Durante mis primeros 13 años de vida fui
torturada por un moño perfectamente tirante, pero tan tirante que parecía
china, un moño al que no se le escapaba ni un solo pelo ya que mi mami se
aseguraba de ello poniéndome algún ungüento. Era tan tirante y tan pegado que
no me enteré que era crespa hasta los 14 años, ¡¡en serio!! Esa historia la
contaré otro día, lo importante es que una vez que mi pelo se pudo mostrar tal
cuál es, me prometí nunca más atarlo,
nunca más someterlo a opresiones, secadores, químicos, ni cepillos que lo
quieran subordinar.
Vivan los pelos que vuelan libres, que se
enredan en los dedos del amado, que se pegotean con el chicle descuidado, que
se ondulan o alisan según el estado de ánimo de la dueña. Vivan los pelos que
se mueven al ritmo del caminar, del bailar o del amar, en resumidas cuentas,
¡viva el pelo al talco! (obvio, tal como salió de la ducha) esas eran mis
consignas cabellísticas.
Todo iba muy bien hasta que hace unos 5 años
más o menos pasó algo inesperado, me estaba mirando al espejo y ¡¡oh!! justo al
medio de mi despeinada cabellera se levantaban dos pelos más despeinados que el
resto… ¡¡¡de color blanco!!!! Traté de ignorarlos pero fue inevitable porque no
sólo era su color, es que eran más cortos que el resto y dele con pararse a
llamar la atención, juro, que no tuve alternativa, un día ayudada de una pinza
los tiré y los saqué de cuajo, me sentí aliviada de no verlos pero me duró
poco, días después descubrí con estupor que los viles habían vuelto, pero esta
vez traían a varios amiguitos suyos. ¿Aceptar que el tiempo pasa
inexorablemente? ¡¡Nunca!! Soy tan rebelde como mi pelo, y un día me fui en
picada contra todas las indiscretas canas, ¡qué se han creído! No van a venir a
hacerme ver más vieja de lo que soy, Ja!! Y las saqué una por una con
premeditación y alevosía.
Por harto tiempo se me hizo hábito buscar las
canas y sacarlas, lo malo es que siempre encontraba nuevas, y cada vez más…

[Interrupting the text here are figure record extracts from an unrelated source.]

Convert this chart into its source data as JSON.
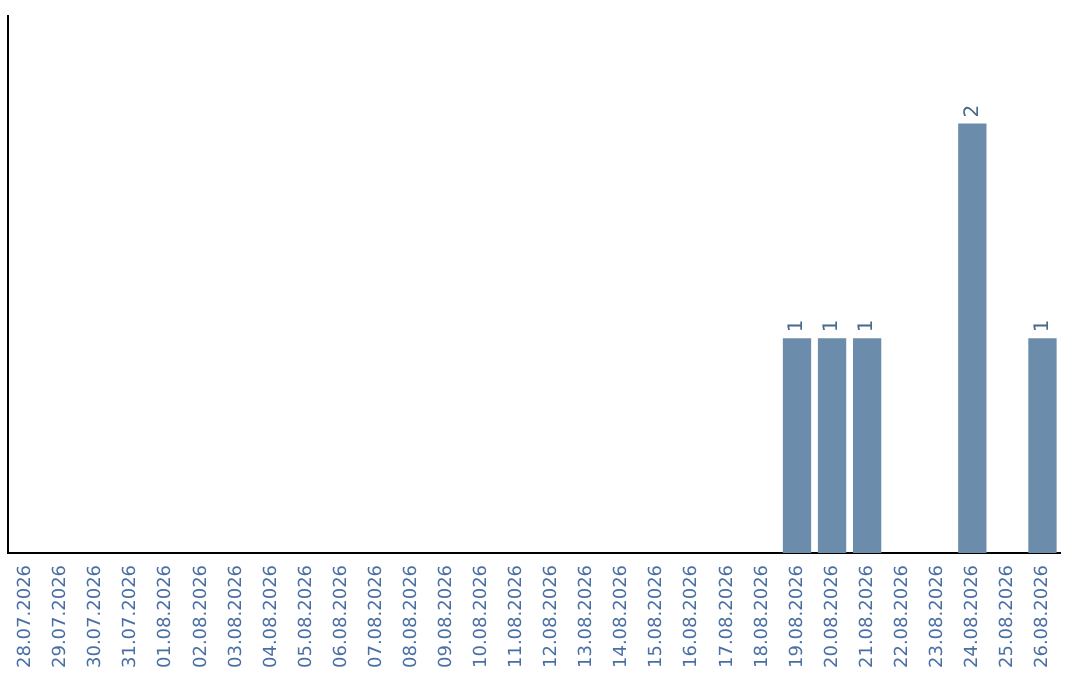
{
  "chart_data": {
    "type": "bar",
    "categories": [
      "28.07.2026",
      "29.07.2026",
      "30.07.2026",
      "31.07.2026",
      "01.08.2026",
      "02.08.2026",
      "03.08.2026",
      "04.08.2026",
      "05.08.2026",
      "06.08.2026",
      "07.08.2026",
      "08.08.2026",
      "09.08.2026",
      "10.08.2026",
      "11.08.2026",
      "12.08.2026",
      "13.08.2026",
      "14.08.2026",
      "15.08.2026",
      "16.08.2026",
      "17.08.2026",
      "18.08.2026",
      "19.08.2026",
      "20.08.2026",
      "21.08.2026",
      "22.08.2026",
      "23.08.2026",
      "24.08.2026",
      "25.08.2026",
      "26.08.2026"
    ],
    "values": [
      null,
      null,
      null,
      null,
      null,
      null,
      null,
      null,
      null,
      null,
      null,
      null,
      null,
      null,
      null,
      null,
      null,
      null,
      null,
      null,
      null,
      null,
      1,
      1,
      1,
      null,
      null,
      2,
      null,
      1
    ],
    "data_labels": true,
    "color": "#6b8caa",
    "tick_labels": "x",
    "grid": false,
    "legend": false
  }
}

cierto día caí en cuenta que de seguir con ese tratamiento iba a terminar
calva, lo que me haría ver bastante peor.
Tratando de buscar una solución que no me
hiciera claudicar de mi promesa de pelo libre, encontré un remedio maravilloso,
la Henna, me la recomendó una amiga, era un producto natural que camuflaba a
las indiscretas y se iba de a poco, con el lavado de pelo. Ya lo dije,
maravilloso, la Henna, mi pelo y yo éramos el trío perfecto.
No tengo claro qué hice mal, pero de pronto
la Henna se iba más rápido que eyaculador precoz, no camuflaba tanto las canas,
y lo poco que lo hacía se iba al primer lavado, por lo que hubo que cambiar de
estrategia. Hasta entonces me resistía a la obligación de la peluquería, las
visitaba solo lo necesario para “cortarme las puntas” y mantener un pelo sano, pero
a esa altura necesitaba una opinión especializada así que fui y me dieron el antídoto ideal, un tinte sin
amoníaco que cubre las canas y se va con los lavados sin dejar marcas.

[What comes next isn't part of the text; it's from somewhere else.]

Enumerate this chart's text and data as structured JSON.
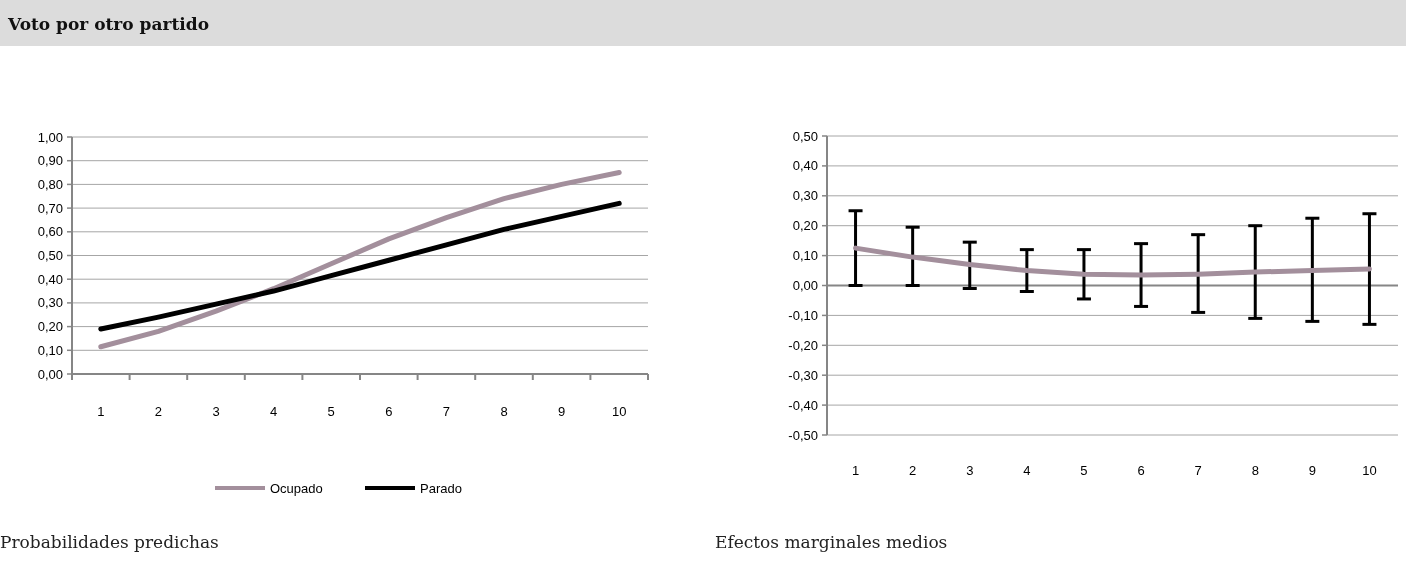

Con ese tinte estuve un par de años, se suponía
debía ir cada vez que fuera necesario. Yo estiraba harto el tiempo porque nunca
tan canosa tampoco, y por último, porque me negaba a la esclavitud de la
peluquería mensual. Esa resistencia me duró hasta que volvieron a aparecer esos
dos pelos blancos que se paran rebeldes e indómitos llamando la atención de
quién esté hablándome de frente. Era muy notorio e incómodo, la gente en vez de
mirarme a los ojos me miraba los pelos blancos parados al medio de mi cabeza.
Hace poquito con rabia, pena y mordiendo mis
consignas de pelo al talco me fui al sillón del peluquero y acepté la
esclavitud de la visita mensual como quién se resigna a lo inevitable.